What this means in practice
Marcus signed a 24-month mobile contract in April 2025, after the January 2025 rules came into force. His contract summary stated his monthly charge as £22 with no reserved right to increase it during the minimum term. In September 2025 he received an email notifying him of a £4 monthly rise effective from October. Because this rise was not disclosed at point of sale and the contract contained no reserved right to vary the charge, it is a notifiable change. Marcus emails his provider on 15 September — within 30 days of the notice — invoking his exit right. The provider confirms termination at no cost and issues a PAC code, which Marcus uses to transfer his number to a new provider on better terms.
Related Guides
How we verified this
This article draws on Ofcom's General Conditions of Entitlement, Ofcom's published guidance on notifiable price changes and the right to exit, the Consumer Rights Act 2015 as published on legislation.gov.uk, Ofcom's ADR scheme information, and the Communications Act 2003.
Disclaimer: Kaeltripton.com is an independent UK editorial publisher. We are not regulated by Ofcom or the FCA and we do not sell or arrange mobile services, insurance, or financial products. This content is for general information only and is not legal, financial, or technical advice. Rules, prices, and operator policies change. Verify the current position with Ofcom, GOV.UK, the ICO, or your provider before acting. ICO registered ZC135439. Last reviewed: 2026-06-05.
Frequently Asked Questions
Can I leave my mobile contract if the price goes up?
You can exit without penalty if the price rise qualifies as a "notifiable" price change under Ofcom's General Conditions — meaning it was not properly disclosed when you signed, or it exceeds what the contract permitted. You must act within the exit window, typically 30 days from the provider's notification. If the rise was legitimately disclosed in advance, the standard exit right does not apply, though you could still leave by paying any applicable ETF.
How do I use my right to exit a mobile contract?
Write to your provider — email is sufficient — stating clearly that you are invoking your right to exit under Ofcom's General Conditions because you have received a notifiable price change. Include the date of the price-change notification and the new amount stated. Send your message within the exit window. The provider is then required to terminate the contract and issue a PAC code if requested, without charging an early termination fee.
How long do I have to invoke my right to exit?

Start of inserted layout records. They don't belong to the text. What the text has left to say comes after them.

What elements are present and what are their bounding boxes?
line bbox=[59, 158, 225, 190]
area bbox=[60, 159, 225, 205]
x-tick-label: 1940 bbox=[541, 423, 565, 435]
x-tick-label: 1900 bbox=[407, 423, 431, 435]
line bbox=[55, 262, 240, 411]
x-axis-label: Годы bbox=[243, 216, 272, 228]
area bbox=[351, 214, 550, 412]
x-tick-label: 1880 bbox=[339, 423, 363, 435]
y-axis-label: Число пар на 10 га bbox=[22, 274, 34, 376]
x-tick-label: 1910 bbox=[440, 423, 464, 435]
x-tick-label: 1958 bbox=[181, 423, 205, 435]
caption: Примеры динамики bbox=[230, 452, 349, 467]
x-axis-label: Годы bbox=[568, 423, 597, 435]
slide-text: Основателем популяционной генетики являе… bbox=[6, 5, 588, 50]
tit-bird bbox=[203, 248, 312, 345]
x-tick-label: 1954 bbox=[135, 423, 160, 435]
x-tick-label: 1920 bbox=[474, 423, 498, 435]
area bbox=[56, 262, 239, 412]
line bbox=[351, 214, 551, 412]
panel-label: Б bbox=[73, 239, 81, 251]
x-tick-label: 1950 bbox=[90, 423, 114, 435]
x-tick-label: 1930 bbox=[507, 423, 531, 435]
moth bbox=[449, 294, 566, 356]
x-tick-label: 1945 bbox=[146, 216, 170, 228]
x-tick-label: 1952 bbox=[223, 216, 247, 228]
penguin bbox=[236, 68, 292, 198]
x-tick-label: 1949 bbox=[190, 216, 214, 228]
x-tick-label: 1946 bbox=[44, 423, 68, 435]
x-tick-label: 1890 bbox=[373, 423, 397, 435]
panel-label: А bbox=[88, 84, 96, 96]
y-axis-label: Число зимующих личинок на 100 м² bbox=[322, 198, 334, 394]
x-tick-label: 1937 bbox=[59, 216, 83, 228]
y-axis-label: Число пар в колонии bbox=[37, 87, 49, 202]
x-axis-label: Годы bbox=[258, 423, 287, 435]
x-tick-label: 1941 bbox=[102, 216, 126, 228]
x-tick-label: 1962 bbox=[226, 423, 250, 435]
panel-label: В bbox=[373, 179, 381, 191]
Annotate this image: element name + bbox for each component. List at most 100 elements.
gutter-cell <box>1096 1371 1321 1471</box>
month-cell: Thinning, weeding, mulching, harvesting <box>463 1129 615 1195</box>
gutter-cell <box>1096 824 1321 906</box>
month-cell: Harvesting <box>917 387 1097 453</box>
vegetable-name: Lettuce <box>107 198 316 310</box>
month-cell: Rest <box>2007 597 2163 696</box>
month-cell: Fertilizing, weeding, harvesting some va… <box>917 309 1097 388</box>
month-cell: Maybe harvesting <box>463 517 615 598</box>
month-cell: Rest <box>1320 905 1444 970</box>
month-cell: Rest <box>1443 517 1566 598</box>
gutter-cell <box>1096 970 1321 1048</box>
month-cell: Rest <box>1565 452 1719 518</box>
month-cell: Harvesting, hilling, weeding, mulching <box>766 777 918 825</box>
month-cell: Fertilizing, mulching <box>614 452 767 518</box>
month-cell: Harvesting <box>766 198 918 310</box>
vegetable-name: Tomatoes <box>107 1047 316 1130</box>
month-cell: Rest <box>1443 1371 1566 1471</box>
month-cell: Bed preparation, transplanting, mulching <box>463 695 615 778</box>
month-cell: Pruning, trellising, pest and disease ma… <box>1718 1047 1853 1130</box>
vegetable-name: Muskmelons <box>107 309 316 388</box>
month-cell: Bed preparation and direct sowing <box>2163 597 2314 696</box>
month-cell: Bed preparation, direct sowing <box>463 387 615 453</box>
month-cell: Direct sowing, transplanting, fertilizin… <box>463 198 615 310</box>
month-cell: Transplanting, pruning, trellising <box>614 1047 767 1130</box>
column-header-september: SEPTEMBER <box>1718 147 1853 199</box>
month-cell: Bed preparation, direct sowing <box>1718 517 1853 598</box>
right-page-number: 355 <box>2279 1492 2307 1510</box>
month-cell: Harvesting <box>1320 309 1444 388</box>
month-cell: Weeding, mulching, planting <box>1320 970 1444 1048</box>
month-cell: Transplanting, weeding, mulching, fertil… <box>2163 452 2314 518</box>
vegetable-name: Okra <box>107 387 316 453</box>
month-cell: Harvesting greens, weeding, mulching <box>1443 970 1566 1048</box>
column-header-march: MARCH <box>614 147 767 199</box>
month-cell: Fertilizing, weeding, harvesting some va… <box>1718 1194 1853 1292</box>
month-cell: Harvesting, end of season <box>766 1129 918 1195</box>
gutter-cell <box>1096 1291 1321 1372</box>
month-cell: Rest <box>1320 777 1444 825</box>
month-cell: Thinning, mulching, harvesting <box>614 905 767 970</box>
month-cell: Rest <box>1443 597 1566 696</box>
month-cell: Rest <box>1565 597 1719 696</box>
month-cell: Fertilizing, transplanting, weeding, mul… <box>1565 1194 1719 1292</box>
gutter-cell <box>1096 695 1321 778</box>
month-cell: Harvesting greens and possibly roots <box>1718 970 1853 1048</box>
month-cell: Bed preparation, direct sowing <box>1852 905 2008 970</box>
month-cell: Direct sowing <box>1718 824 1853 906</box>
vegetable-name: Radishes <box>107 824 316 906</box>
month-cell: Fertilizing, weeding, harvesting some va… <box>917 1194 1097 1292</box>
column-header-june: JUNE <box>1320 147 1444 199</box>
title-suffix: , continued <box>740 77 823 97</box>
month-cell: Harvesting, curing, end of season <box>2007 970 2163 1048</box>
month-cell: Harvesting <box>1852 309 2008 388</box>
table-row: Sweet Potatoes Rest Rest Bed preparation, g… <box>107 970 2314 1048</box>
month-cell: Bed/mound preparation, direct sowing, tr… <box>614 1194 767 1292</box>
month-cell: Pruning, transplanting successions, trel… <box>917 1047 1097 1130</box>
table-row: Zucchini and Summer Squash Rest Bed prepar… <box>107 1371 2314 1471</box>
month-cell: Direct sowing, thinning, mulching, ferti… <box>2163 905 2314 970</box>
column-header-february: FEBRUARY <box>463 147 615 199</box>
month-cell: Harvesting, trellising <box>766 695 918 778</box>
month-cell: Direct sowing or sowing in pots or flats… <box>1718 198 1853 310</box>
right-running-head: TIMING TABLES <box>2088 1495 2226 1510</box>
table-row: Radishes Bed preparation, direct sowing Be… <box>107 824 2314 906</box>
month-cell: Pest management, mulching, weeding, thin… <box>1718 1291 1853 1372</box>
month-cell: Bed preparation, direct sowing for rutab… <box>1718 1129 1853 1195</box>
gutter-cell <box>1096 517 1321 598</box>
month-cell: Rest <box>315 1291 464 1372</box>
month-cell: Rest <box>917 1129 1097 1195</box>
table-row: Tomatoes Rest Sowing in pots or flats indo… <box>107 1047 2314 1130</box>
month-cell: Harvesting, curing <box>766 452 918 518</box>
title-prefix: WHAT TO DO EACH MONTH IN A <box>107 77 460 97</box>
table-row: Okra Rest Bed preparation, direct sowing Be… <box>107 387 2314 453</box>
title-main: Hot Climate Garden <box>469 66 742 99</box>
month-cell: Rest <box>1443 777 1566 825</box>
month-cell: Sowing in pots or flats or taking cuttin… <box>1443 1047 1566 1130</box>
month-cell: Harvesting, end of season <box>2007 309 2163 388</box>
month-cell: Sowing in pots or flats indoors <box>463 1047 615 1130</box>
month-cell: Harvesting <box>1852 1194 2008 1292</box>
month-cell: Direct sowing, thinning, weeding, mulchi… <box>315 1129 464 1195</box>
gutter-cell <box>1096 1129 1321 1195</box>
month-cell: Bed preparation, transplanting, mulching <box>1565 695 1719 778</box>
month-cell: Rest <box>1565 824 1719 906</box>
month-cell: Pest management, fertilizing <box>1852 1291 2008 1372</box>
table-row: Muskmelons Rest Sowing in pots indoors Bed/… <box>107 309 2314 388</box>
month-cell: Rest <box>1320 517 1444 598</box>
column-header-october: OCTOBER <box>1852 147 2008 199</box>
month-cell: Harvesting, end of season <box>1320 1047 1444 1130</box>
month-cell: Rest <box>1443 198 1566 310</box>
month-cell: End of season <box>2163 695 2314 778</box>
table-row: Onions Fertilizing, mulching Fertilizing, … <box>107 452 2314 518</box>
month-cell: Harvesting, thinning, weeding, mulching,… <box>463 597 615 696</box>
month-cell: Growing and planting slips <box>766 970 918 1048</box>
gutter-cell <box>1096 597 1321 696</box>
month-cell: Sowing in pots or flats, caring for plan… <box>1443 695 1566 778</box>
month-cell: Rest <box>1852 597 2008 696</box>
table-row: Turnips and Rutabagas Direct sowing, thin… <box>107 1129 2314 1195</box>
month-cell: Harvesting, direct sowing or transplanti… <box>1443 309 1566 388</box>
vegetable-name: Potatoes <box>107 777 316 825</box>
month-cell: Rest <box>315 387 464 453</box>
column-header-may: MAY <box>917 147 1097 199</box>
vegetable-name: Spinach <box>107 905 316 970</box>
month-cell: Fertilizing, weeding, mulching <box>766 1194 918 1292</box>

The standard window is 30 days from the date the provider sends its price-change notification. The window begins on the notification date, not the date the price change takes effect. If you allow the window to pass without acting, the right typically lapses and you may be treated as having accepted the new price by continuing to use the service. Act as soon as possible after receiving the notice.
Does the right to exit apply to all mobile operators?
Yes. Ofcom's General Conditions apply to all electronic communications providers in the UK, including major networks, sub-brands, and MVNOs. No provider can contract out of these consumer protections, and any clause purporting to waive your exit right would be unenforceable. The rules cover consumers and micro-businesses; larger commercial customers may have different arrangements under separately negotiated terms.
What if my operator disputes my right to exit?
Raise a formal complaint through the provider's own complaints process. If the dispute is not resolved after eight weeks, or you receive a deadlock letter, you can escalate free of charge to an Ofcom-approved ADR scheme — either Ombudsman Services: Communications or CISAS. These bodies can direct the provider to waive any wrongly charged ETF or pay compensation. You can also report the matter to Ofcom for its enforcement monitoring record.